Page 24

5K 342 12
                                    

Benar yang dikatakan River, begitu pukul dua siang setelah kudengar gerbang terbuka lalu suara mesin kendaraan, tak lama ketukan stiletto Bu Lusi bergema di hanggar pabrik.

Aih! mati aku! mana barang-barang dari dalam tote bag itu baru kulihat-lihat saja, dan aku juga masih gak tahu mau mempelajari apa dengan kondisi pikiran seperti ini, Ya Tuhan, mudah-mudahan tidak ada yang namanya report dadakan tadi, amin!

Perutku mulai berbunyi sumbang. Yah, akhirnya rasa lapar mengalahkan segalanya, dan sudah tidak ada lagi kesempatan untuk makan kecuali mencari cemilan. Aku membuka laci pertama, kedua, lalu ketiga dan lagi-lagi aku hanya bisa mengela panjang sambil tepuk jidat.

Ya ampun, sejak kapan aku lupa refil cemilan? padahal di apartemen kemarin saja aku gak lupa untuk beli.
Ck, apes deh!

"Liliona!" Panggil suara yang layaknya toa, menggelegar terdengar ke seluruh isi pabrik.

Teh Filda memberiku gestur untuk aku segera bergegas. Pak Ilyas melirik aku sepintas, begitu juga Aldo.

Gawat! Bu Lusi benar-benar memanggil aku!

Tanpa berpikir panjang aku langsung berjalan cepat keluar ruangan.

"Ya, Bu."

Lima belas menit berlalu Aldo pun berdiri untuk meregangkan badannya sejenak.
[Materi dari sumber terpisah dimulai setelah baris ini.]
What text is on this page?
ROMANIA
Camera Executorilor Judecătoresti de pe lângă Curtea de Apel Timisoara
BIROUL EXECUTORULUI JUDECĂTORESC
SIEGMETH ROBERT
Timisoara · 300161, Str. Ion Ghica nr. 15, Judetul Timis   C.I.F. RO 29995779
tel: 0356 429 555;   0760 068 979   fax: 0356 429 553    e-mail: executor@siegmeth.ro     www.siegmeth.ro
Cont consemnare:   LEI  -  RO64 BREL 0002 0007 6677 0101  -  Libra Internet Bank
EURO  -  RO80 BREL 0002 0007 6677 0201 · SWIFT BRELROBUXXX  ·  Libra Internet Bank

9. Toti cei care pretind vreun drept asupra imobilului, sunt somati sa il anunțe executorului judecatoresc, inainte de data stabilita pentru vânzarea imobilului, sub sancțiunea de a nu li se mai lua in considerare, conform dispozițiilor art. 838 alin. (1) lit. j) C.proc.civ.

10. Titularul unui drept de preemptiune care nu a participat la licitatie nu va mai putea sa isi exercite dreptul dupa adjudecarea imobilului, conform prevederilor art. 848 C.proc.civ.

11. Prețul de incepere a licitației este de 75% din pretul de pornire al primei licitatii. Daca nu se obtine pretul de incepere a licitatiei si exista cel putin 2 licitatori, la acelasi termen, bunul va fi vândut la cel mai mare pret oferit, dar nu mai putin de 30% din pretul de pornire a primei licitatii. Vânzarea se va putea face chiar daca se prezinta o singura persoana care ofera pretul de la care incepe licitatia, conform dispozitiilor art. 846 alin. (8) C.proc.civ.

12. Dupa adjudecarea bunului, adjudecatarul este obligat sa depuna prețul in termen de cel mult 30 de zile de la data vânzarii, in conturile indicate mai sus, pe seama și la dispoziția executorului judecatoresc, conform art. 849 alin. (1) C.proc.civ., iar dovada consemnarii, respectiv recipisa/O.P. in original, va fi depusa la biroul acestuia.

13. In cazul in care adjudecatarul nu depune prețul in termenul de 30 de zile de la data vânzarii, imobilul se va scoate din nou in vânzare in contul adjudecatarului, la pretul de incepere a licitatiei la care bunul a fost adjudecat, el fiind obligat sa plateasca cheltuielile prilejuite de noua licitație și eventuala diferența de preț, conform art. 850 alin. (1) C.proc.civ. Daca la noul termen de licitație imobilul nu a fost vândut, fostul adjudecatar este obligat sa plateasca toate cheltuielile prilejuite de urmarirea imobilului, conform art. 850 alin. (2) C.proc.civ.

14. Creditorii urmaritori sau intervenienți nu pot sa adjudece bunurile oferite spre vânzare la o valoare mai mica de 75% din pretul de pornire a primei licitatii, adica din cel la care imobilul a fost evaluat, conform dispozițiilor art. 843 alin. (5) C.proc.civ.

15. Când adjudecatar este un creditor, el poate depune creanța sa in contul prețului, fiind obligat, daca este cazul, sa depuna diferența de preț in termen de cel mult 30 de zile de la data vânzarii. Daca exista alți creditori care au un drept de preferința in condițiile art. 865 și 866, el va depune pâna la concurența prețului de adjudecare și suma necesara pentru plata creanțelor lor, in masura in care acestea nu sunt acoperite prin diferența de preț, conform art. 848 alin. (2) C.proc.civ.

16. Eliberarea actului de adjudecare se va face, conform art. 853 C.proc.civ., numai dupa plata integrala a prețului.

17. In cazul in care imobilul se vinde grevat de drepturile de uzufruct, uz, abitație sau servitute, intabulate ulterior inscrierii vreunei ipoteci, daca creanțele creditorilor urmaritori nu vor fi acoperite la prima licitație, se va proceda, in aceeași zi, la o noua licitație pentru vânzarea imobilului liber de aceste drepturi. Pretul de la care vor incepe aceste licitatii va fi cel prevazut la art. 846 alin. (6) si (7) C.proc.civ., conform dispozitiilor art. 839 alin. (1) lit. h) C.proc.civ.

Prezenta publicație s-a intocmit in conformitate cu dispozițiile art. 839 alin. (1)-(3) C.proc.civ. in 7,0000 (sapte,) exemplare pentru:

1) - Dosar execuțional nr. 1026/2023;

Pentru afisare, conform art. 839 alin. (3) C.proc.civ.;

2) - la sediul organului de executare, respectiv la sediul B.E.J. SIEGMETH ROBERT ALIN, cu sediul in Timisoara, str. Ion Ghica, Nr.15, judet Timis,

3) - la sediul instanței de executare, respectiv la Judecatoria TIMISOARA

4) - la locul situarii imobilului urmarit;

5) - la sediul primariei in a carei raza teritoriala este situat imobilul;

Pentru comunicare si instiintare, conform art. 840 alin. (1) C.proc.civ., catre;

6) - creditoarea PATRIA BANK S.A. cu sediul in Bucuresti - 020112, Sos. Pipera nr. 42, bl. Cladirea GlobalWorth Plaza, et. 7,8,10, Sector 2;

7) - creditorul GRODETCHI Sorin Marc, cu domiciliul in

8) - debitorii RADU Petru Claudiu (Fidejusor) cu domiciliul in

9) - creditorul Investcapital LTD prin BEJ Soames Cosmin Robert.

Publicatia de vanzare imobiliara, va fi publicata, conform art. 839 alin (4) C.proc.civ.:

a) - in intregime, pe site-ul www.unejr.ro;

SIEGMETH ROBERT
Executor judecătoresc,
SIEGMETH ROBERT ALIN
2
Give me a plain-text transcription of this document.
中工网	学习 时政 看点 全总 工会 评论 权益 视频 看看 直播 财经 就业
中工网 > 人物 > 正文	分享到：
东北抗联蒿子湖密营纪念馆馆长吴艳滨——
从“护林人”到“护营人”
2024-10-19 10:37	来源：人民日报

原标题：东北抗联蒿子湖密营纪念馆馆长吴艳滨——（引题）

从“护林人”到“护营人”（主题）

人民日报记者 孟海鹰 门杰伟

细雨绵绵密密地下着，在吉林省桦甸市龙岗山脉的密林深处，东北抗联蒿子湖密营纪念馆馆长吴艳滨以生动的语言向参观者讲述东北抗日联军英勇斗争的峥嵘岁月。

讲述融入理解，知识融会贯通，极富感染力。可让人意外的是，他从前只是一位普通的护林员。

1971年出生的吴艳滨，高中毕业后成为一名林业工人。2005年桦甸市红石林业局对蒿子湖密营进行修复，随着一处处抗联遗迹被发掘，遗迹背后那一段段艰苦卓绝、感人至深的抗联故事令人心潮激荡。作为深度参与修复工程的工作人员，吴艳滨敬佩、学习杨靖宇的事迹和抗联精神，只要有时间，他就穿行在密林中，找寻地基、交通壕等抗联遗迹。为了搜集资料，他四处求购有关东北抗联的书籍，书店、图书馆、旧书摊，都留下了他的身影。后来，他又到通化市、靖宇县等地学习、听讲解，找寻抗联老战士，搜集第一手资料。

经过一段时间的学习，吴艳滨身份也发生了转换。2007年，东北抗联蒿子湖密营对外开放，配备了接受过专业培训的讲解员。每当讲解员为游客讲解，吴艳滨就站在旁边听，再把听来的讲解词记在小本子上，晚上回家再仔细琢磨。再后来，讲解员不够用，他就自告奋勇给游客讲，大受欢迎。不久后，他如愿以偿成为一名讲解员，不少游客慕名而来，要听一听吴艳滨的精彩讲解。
"Teh, Lily kayanya kelihatan tambah pucat ya? merhatiin gak?" Ia membuka obrolan sambil kedua tangannya bergerak ke kiri dan kanan.

"Kayaknya lagi banyak pikiran dia." Teh Filda mengedik. "Gak makan lagi tadi, biasanya kan istirahat tapi waktu pada keluar dia malah di ruangan terus."

Pak Ilyas seperti biasa tetap cool, ia pantang komentar orang kalau bukan menyangkut pekerjaan.

"Lah, berarti dia pucat tuh laper ya?" Aldo menebak dan berdecak seolah merasa bertanggung jawab.

"Ya mungkin, ya laper ya jangar ya ... entahlah." Teh Filda menghela dan kembali menatap pekerjaannya yang menumpuk dan harus selesai sore ini sebelum Bu Lusi pulang.

"Mana kalau dipanggil Bu Lusi itu satu dua jam gak cukup." Aldo meringis sambil menoleh menatap aku yang tengah duduk di hadapan meja Bu bos itu.

Memang benar, bahkan dua jam berlalu pun masih tidak cukup.

***

Teh Mira mengetuk dan langsung masuk, Teh Filda, Aldo dan Pak Ilyas kompak menoleh ke arah resepsionis itu, wajahnya terlihat panik.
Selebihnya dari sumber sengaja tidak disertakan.